Finding freedom: Local group works to open home for women in recovery

During Jennifer Waller’s third stint in rehab for drug addiction, she didn’t have any indications that it would stick. Seven years later, she is working to help other women in recovery on the central Kenai Peninsula through faith-based transitional living.

Waller had been to rehab before — once in Arizona and once through Serenity House in Soldotna. When she returned to Serenity House in 2009, Waller said she couldn’t see how things would be any different. Upon entering Serenity House for the second time, she chased a handful of “skittles” — a mixture of pills — with Crown Royal whiskey, she said.

“At that point, I didn’t want to wake up because of the life that I created,” Waller recalled.

But she did wake up — she remembers coming “out of a fog” two days later, and it was at that point Waller said she surrendered herself to God and has been sober ever since. It was last February that Waller said she felt called to open a transitional living home for women recovering from addictions called Freedom House. After getting advice from area pastors, she began making calls in June to start making the project a reality.

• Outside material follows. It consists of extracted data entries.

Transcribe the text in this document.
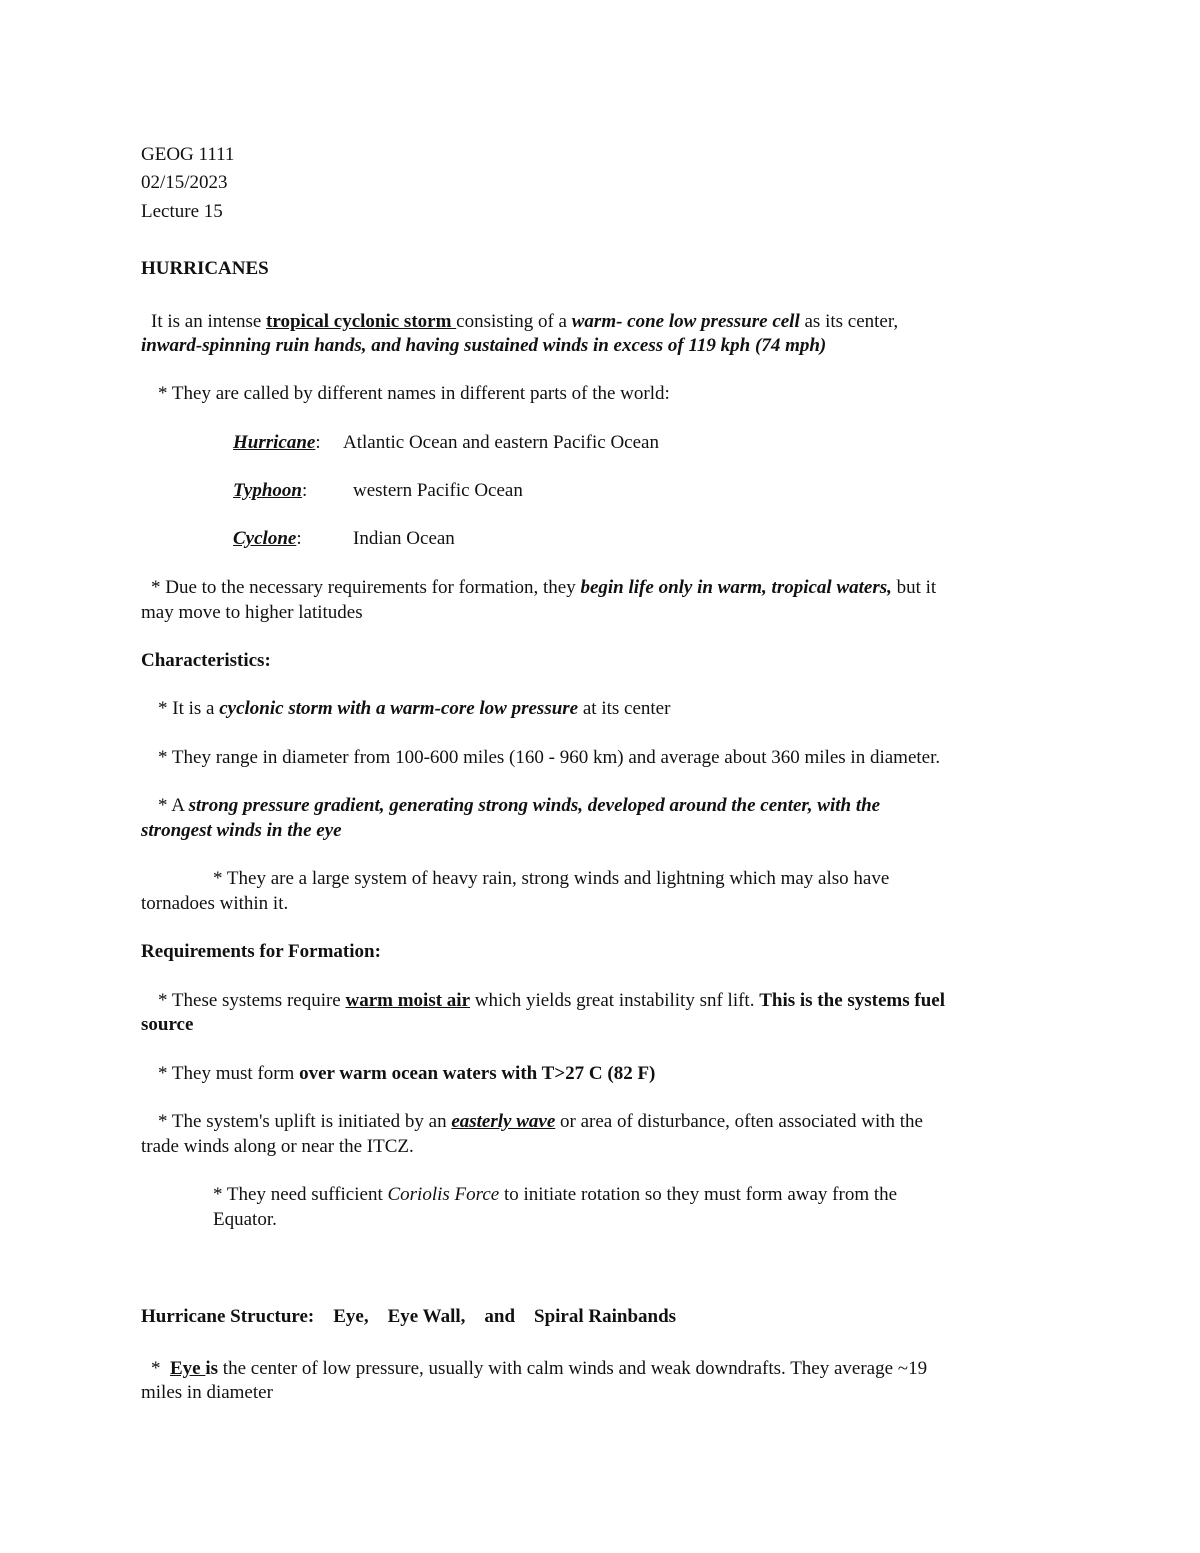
GEOG 1111
02/15/2023
Lecture 15
HURRICANES
It is an intense tropical cyclonic storm consisting of a warm- cone low pressure cell as its center,
inward-spinning ruin hands, and having sustained winds in excess of 119 kph (74 mph)
* They are called by different names in different parts of the world:
Hurricane: Atlantic Ocean and eastern Pacific Ocean
Typhoon: western Pacific Ocean
Cyclone:	Indian Ocean
* Due to the necessary requirements for formation, they begin life only in warm, tropical waters, but it
may move to higher latitudes
Characteristics:
* It is a cyclonic storm with a warm-core low pressure at its center
* They range in diameter from 100-600 miles (160 - 960 km) and average about 360 miles in diameter.
* A strong pressure gradient, generating strong winds, developed around the center, with the
strongest winds in the eye
* They are a large system of heavy rain, strong winds and lightning which may also have
tornadoes within it.
Requirements for Formation:
* These systems require warm moist air which yields great instability snf lift. This is the systems fuel
source
* They must form over warm ocean waters with T>27 C (82 F)
* The system's uplift is initiated by an easterly wave or area of disturbance, often associated with the
trade winds along or near the ITCZ.
* They need sufficient Coriolis Force to initiate rotation so they must form away from the
Equator.
Hurricane Structure:    Eye,    Eye Wall,    and    Spiral Rainbands
*  Eye is the center of low pressure, usually with calm winds and weak downdrafts. They average ~19
miles in diameter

Waller spoke to the Soldotna City Council at its Wednesday meeting and to the Kenai Peninsula Borough Assembly at its Tuesday meeting.

Waller and the members of a board she has put together are in the process of forming a nonprofit, she said. They have not asked for donations yet but have already received $1,250 from donors who heard about the board’s housing project, which Waller said is being put toward the paperwork filing and process of becoming a nonprofit.

Waller’s sister, Nichole Streiff, is assistant director on the board. It was Streiff who brought Waller to Serenity House in 2009 when, after relapsing on her 25th birthday, Waller showed up at her door.

“Really, what I did is I woke up what we call the tiger,” Waller recalled of that three-month relapse, her last one.

Waller said she and the board “don’t want to reinvent the wheel” and are taking their cues from some existing transitional living facilities, like New Horizons Safe Living Home for men in Anchorage and Haven House in Juneau. Waller said she will fly to Juneau soon to learn more about Haven House and coordinate with those who run it, she said.

“Seeing the success, you know, with Jenny and a couple of my other siblings definitely has been through programs and organizations that have been pretty structured,” Streiff said.

When she and Waller visited New Horizons in Anchorage, she said they asked residents there what it is that keeps them out of trouble and from returning to prison. The men cited things like boundaries and accountability as factors when it comes to staying on the straight and narrow, Streiff said.

The details of the transitional living facility are still being hammered out, but Waller said she would ideally like to have a four-plex building in Soldotna. Women will stay in the house for around eight or nine months until they have secured a job and stable living arrangements. However, Waller said it will be best to evaluate the situation on a case-by-case basis and allow women to stay for longer or shorter amounts of time if appropriate.

She plans to coordinate with Serenity House, where she leads a monthly workshop and shares her story, so women graduating its treatment programs can be sent to Freedom House when there is room. In order to devote more time to the housing project, Waller has left her position at Wildwood Correctional Complex where she has volunteered and worked in prison ministry.

Another local nonprofit, Nuk’it’un, opened a transitional sober living home for men earlier this summer. Located in the Kalifornsky Beach Road area, the house is open to men in recovery who can get help accessing resources while living in a structured environment with a house manager.

The rise of sober living homes on the peninsula can help fill a gap in the recovery process. While Serenity House offers in and outpatient treatment programs, recovering addicts cannot remain there long term.

Though plans for Freedom House have been in the works since last February, Streiff said the two heroin town halls held this year in Kenai were encouraging because they showed that the community is supportive of treatment and recovery efforts like the transitional living homes.

“Everybody we’ve reached out to has been so excited and really helping and wanting to get us information,” she said.